Many legal translators simply choose not to translate Latin expressions into English or Spanish, leaving them as they appear in the original text. And, indeed, there are certainly dozens of latinismos used “as is” in both legal Spanish and legal English. Nevertheless, many of them do have accepted renderings in the other language that should probably be used instead of the Latin in translated texts. And when the Latin phrase in question is not in general use in the other language, a definitional translation may be warranted. In blog entries under Latinismos I will highlight some of the Latin expressions that I have encountered most often in my work.
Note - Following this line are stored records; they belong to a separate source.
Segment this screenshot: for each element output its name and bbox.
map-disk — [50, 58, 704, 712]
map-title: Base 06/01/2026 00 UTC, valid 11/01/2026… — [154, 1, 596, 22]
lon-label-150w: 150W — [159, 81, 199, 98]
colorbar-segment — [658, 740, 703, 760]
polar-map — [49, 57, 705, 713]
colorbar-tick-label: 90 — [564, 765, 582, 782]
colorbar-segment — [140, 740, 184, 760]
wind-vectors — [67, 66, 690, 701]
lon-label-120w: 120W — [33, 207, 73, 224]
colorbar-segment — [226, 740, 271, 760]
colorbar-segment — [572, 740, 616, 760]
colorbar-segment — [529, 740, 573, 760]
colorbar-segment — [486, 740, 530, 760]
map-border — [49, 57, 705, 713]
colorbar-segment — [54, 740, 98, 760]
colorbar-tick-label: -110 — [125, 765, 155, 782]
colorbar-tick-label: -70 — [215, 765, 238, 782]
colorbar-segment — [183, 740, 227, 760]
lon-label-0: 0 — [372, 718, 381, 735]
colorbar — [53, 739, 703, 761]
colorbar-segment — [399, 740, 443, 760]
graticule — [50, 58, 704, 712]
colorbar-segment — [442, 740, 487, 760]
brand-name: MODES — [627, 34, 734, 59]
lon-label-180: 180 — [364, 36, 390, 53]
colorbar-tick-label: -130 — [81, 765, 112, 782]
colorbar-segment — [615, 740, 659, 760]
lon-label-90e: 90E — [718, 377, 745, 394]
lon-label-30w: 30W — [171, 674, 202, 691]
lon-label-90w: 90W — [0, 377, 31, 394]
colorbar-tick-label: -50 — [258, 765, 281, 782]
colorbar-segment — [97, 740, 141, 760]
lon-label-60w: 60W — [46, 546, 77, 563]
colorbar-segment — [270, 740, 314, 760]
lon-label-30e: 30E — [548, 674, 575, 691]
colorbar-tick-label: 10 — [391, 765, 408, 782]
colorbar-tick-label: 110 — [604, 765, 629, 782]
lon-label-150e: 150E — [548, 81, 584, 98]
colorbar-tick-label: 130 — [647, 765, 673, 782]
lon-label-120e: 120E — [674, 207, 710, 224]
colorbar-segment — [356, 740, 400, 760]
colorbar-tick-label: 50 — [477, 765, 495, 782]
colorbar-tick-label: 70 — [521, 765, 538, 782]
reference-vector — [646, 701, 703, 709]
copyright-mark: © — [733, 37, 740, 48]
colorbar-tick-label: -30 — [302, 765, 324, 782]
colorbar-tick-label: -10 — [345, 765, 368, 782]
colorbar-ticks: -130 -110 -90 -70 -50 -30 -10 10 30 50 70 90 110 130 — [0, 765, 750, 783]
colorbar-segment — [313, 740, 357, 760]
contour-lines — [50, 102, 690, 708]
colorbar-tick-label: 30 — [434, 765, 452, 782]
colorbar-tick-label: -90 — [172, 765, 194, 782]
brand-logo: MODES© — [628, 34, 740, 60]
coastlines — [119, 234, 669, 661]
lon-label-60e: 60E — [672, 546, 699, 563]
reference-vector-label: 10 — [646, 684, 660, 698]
A few Latin expressions used in common law courts
When a party files a “motion to proceed in forma pauperis,” he is asking for legal aid and to be allowed to litigate without costs. In Spanish this is often rendered as solicitud de asistencia jurídica gratuita or, formerly, solicitud del beneficio de pobreza. A party who decides to defend himself at trial is said to “proceed pro se (or) pro per” (litigar sin abogado or ejercer el derecho de la autodefensa) and is known as a “pro se (or) pro per litigant”. In order to bring an action or appear in court a party must have standing (legitimación procesal), often rendered in Latin as locus standi, especially in British usage. One of the parties at trial will bear the burden of proof (carga de la prueba), called onus probandi, or simply onus, also most often used in Latin in British usage. And a lawyer who renders free legal services is said to work pro bono or pro bono publico (“for the public good”), a Latin expression also used among Spanish lawyers who provide trabajo pro bono.